About Mental Illness and Mental Health

What is Mental Illness?

There are different kinds of mental disorders each characterized by different sets of symptoms that affect how we think, feel and behave. Symptoms can include depressed mood, extreme mood swings, disturbances in thought or perception, obsessions or fears, or other overwhelming feelings of anxiety. Most mental disorders cannot be definitively diagnosed with an objective medical test. Diagnosis is usually based on self-report (what you say you are experiencing), observations by family and friends, disturbances in your behaviour, psychological tests and the judgment and experience of a health professional (your family doctor and/or a specialized mental health professional such as a psychiatrist or psychologist).

Often people wait a long time before they ask for help and sometimes, unfortunately, people do not ask for help for a mental health problem at all. They and their family feel that something is wrong – but they don’t know what. They may not know where to go to get help or may be reluctant to ask for help if they do. In addition, diagnosing a mental disorder can take time – with many people reporting that it took months, and sometimes years to get a diagnosis that fit with what they were experiencing.

There are a number of reasons people struggle with a mental disorders without reaching out for help: They simply don’t know what’s wrong and feel they are just “different;” they feel they can beat it on their own; they are ashamed and try to hide their symptoms; exasperated family and friends tell them to “get over it;” or they reach out for help but their first experience leaves them feeling disregarded and misunderstood.

Yet we know that the earlier people get help, the better the outcome.

One way to get help for yourself or someone you know as soon as possible is to educate yourself about what a mental disorder looks like.

First of all, a mental disorder is not just a feeling or reaction to an experience or event. There are different kinds of disorders and each is identified by a collection of different symptoms that persist for a specific period of time and significantly interfere with a person’s roles, activities, relationships and/or capacity for self care.
Mental disorders can affect almost every aspect of a person’s life over a considerable period of time. Many mental disorders begin in childhood and some are almost always first diagnosed in childhood. Other disorders, such as those that affect thinking like dementia or amnesia, may be related to age, physical injury or other medical conditions. However, people can, and do, successfully cope with and recover from mental disorders.

What is Mental Health?

Living a healthy life has often meant paying attention –only – to the many ingredients that make up positive physical health. However, we now know that health is composed of both physical and mental health and that the body and the mind interact, with one affecting the other – either positively or negatively.

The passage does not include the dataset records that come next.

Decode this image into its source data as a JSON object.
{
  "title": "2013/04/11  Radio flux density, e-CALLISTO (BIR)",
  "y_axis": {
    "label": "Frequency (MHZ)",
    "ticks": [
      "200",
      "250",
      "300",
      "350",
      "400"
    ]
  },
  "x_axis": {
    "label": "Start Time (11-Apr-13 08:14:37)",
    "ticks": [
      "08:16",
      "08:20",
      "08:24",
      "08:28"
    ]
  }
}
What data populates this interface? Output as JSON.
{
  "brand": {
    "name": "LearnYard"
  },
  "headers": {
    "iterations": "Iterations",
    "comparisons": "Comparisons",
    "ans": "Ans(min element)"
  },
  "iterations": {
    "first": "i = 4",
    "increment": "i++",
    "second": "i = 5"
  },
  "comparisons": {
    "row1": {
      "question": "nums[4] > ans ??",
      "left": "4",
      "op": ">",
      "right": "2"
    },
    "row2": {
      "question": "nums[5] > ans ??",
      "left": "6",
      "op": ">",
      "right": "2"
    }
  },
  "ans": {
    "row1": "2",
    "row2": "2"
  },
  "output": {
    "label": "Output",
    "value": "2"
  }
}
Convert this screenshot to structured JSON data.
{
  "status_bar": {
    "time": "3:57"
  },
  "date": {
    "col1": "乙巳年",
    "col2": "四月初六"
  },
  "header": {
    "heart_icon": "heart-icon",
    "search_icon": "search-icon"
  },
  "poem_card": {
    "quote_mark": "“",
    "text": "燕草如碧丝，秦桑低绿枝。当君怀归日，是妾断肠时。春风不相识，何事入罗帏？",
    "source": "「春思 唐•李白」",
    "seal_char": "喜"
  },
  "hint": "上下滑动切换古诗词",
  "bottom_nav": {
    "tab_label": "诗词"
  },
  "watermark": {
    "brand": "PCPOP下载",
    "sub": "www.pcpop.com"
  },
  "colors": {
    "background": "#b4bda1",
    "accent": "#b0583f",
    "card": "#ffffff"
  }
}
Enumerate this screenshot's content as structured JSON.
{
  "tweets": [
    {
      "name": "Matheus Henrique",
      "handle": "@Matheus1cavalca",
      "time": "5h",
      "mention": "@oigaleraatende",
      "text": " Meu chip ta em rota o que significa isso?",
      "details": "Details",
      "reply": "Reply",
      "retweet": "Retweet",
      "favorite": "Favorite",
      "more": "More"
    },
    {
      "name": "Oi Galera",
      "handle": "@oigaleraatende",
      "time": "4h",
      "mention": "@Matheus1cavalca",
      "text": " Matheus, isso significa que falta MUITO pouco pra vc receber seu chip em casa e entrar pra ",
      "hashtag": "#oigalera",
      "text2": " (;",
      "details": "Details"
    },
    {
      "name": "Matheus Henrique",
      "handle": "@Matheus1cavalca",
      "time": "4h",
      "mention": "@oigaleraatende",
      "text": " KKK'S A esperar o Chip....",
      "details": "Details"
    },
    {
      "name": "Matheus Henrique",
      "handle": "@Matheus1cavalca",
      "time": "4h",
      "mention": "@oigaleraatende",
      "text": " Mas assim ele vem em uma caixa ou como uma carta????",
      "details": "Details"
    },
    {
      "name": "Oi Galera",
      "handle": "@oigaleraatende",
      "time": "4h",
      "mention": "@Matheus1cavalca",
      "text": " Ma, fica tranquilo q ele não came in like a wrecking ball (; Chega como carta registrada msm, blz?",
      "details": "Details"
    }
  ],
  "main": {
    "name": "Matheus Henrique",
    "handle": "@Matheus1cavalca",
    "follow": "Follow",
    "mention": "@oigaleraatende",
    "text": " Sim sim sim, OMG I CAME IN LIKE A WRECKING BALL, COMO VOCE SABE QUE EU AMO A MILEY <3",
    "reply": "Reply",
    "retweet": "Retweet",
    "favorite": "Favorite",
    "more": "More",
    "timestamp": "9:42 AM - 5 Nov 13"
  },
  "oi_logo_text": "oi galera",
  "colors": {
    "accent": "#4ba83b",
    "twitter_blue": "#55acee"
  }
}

In our culture, the emphasis on physical health means that most people can easily list what you need to do to stay healthy – eat sensibly, exercise regularly, visit your doctor yearly for check-ups and testing, drink alcohol in moderation, don’t smoke, and get a good night’s sleep.

Because mental health is less talked about, when we think about it, if we think about it at all, we may conclude that good mental health is something we have – or not – and there’s not much we can do about it.

Maintaining positive mental health means paying attention to your intellectual, emotional, and spiritual health – as well as your physical health. Some things to think about:

  1. Do you have something intellectually stimulating to do every day? The brain enjoys a work-out, just like the body.
  2. Are you able to recognize the ups and downs in your emotional life and take positive action to restore your balance? This can mean talking out angry feelings instead of exploding, or recognizing sadness and not feeling ashamed of your tears.
  3. Are your relationships, mostly, positive? No one can insulate themselves completely from difficult relationships but are you able to recognize when you are being treated unfairly or unkindly and stand up for yourself?
  4. Do you have loved ones around you who you support, and who support you? Do you have a friend – or several friends – who you can confide in?
  5. Does your work (or volunteer activities) have meaning for you? Do you feel you are making a contribution? Nothing is ever perfect but are you able to take action in your workplace to address bad treatment or dynamics that are troublesome?
  6. Do you have a role in your community? Do you feel a part of the neighbourhood you live in? Are you a part of other types of “communities” such as those based on interests, identity or spirituality.
  7. Do you know your history and culture? Are you proud of your roots? If, at any time, you have been made to feel ashamed of who you are, have you been able to recognize these feelings and take action to end the cruelty – which may mean speaking out against bigotry or simply reminding yourself that your people have a proud history and have nothing to be ashamed of.
  8. Do you make time for fun and a good laugh? Do you recognize that playing can be as valuable as working? Can you describe times in your life that were joyous?
  9. Do you have activities in your life that feed your soul. Spiritual fulfillment may come from belonging to an organized religion. Some people make other choices; time spent in nature, listening to music or enjoying the arts.
  10. When things go wrong, as they do in anyone’s life, do you reach out for support. Do you know when an event or circumstance has become too heavy a burden for anyone to carry alone – and you need help? Can you ask for help when you need it?